5"x"7” Oil on canvas with matte and gold frame
5"x"7” Oil on canvas with matte and gold frame
5"x"7” Oil on canvas with matte and gold frame
Redemption: 5x7 oil on canvas
This guy gave me a run for my money. There are two other paintings and one emotional breakdown buried in the layers of this work. I’m calling it redemption because it was broken and made new, but because I learned a lesson in being broken and made new while painting it.
Here’s that story:
I want my feed to be beautiful, but I also want it to be real.
I am addicted to beauty. I crave it and want to be surrounded by it all the time. I want to create beauty and I want to be really good at it. But sometimes we fail and sometimes we break and those messy things are important too. One week I finished a painting that I think is beautiful, which I eventually posted in full. And one day I came on instagram and showed my face and vulnerably shared that I was diving into the work of creating and making beauty again. And then last night this new painting failed. And I didn’t know what to do about it, so I just moved the paint around the canvas until it was one flat, ugly color and felt like an utter failure and a total imposter. Who was I to think that I could create beautiful things? Who was I to believe people would want to buy my work, or that I could produce enough to provide for my family? Or that I should even call myself an artist? The lies felt so big and so real. And so I broke down and I sobbed, and in those moments it felt like I had no business dreaming this dream that had started growing inside of me.
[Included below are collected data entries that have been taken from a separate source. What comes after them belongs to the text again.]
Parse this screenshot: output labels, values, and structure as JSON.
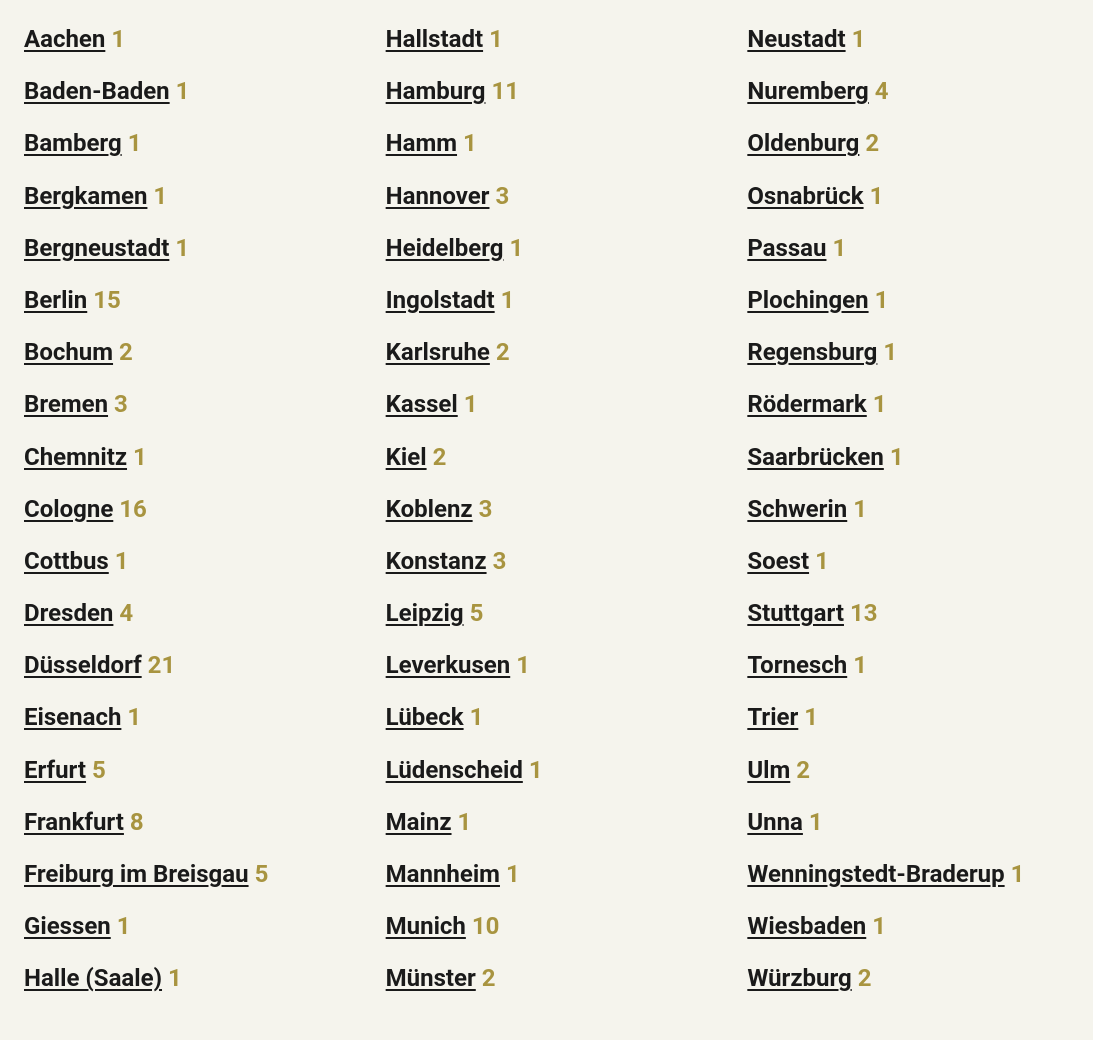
{
  "columns": [
    [
      {
        "name": "Aachen",
        "count": 1
      },
      {
        "name": "Baden-Baden",
        "count": 1
      },
      {
        "name": "Bamberg",
        "count": 1
      },
      {
        "name": "Bergkamen",
        "count": 1
      },
      {
        "name": "Bergneustadt",
        "count": 1
      },
      {
        "name": "Berlin",
        "count": 15
      },
      {
        "name": "Bochum",
        "count": 2
      },
      {
        "name": "Bremen",
        "count": 3
      },
      {
        "name": "Chemnitz",
        "count": 1
      },
      {
        "name": "Cologne",
        "count": 16
      },
      {
        "name": "Cottbus",
        "count": 1
      },
      {
        "name": "Dresden",
        "count": 4
      },
      {
        "name": "Düsseldorf",
        "count": 21
      },
      {
        "name": "Eisenach",
        "count": 1
      },
      {
        "name": "Erfurt",
        "count": 5
      },
      {
        "name": "Frankfurt",
        "count": 8
      },
      {
        "name": "Freiburg im Breisgau",
        "count": 5
      },
      {
        "name": "Giessen",
        "count": 1
      },
      {
        "name": "Halle (Saale)",
        "count": 1
      }
    ],
    [
      {
        "name": "Hallstadt",
        "count": 1
      },
      {
        "name": "Hamburg",
        "count": 11
      },
      {
        "name": "Hamm",
        "count": 1
      },
      {
        "name": "Hannover",
        "count": 3
      },
      {
        "name": "Heidelberg",
        "count": 1
      },
      {
        "name": "Ingolstadt",
        "count": 1
      },
      {
        "name": "Karlsruhe",
        "count": 2
      },
      {
        "name": "Kassel",
        "count": 1
      },
      {
        "name": "Kiel",
        "count": 2
      },
      {
        "name": "Koblenz",
        "count": 3
      },
      {
        "name": "Konstanz",
        "count": 3
      },
      {
        "name": "Leipzig",
        "count": 5
      },
      {
        "name": "Leverkusen",
        "count": 1
      },
      {
        "name": "Lübeck",
        "count": 1
      },
      {
        "name": "Lüdenscheid",
        "count": 1
      },
      {
        "name": "Mainz",
        "count": 1
      },
      {
        "name": "Mannheim",
        "count": 1
      },
      {
        "name": "Munich",
        "count": 10
      },
      {
        "name": "Münster",
        "count": 2
      }
    ],
    [
      {
        "name": "Neustadt",
        "count": 1
      },
      {
        "name": "Nuremberg",
        "count": 4
      },
      {
        "name": "Oldenburg",
        "count": 2
      },
      {
        "name": "Osnabrück",
        "count": 1
      },
      {
        "name": "Passau",
        "count": 1
      },
      {
        "name": "Plochingen",
        "count": 1
      },
      {
        "name": "Regensburg",
        "count": 1
      },
      {
        "name": "Rödermark",
        "count": 1
      },
      {
        "name": "Saarbrücken",
        "count": 1
      },
      {
        "name": "Schwerin",
        "count": 1
      },
      {
        "name": "Soest",
        "count": 1
      },
      {
        "name": "Stuttgart",
        "count": 13
      },
      {
        "name": "Tornesch",
        "count": 1
      },
      {
        "name": "Trier",
        "count": 1
      },
      {
        "name": "Ulm",
        "count": 2
      },
      {
        "name": "Unna",
        "count": 1
      },
      {
        "name": "Wenningstedt-Braderup",
        "count": 1
      },
      {
        "name": "Wiesbaden",
        "count": 1
      },
      {
        "name": "Würzburg",
        "count": 2
      }
    ]
  ]
}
I am thankful that I have a husband who reminds me of who I am and of what I was created to do, because last night the opposition against this dream felt BIG. But today the light is streaming through the windows again, and I am reminded that just because I have failed in this one small way does not mean that I have failed in all ways, and that sometimes when we are pursuing the things that we feel we are created to do, the fears and the risks and the hard things feel bigger, but that does not mean that we should not do those things. Our scars and our stories make us more real and more beautiful. And maybe this painting will eventually become something beautiful as well, but it will always have this scar and this story that it will carry with it into its new creation. And maybe, just maybe, it will end up being even more beautiful because of that.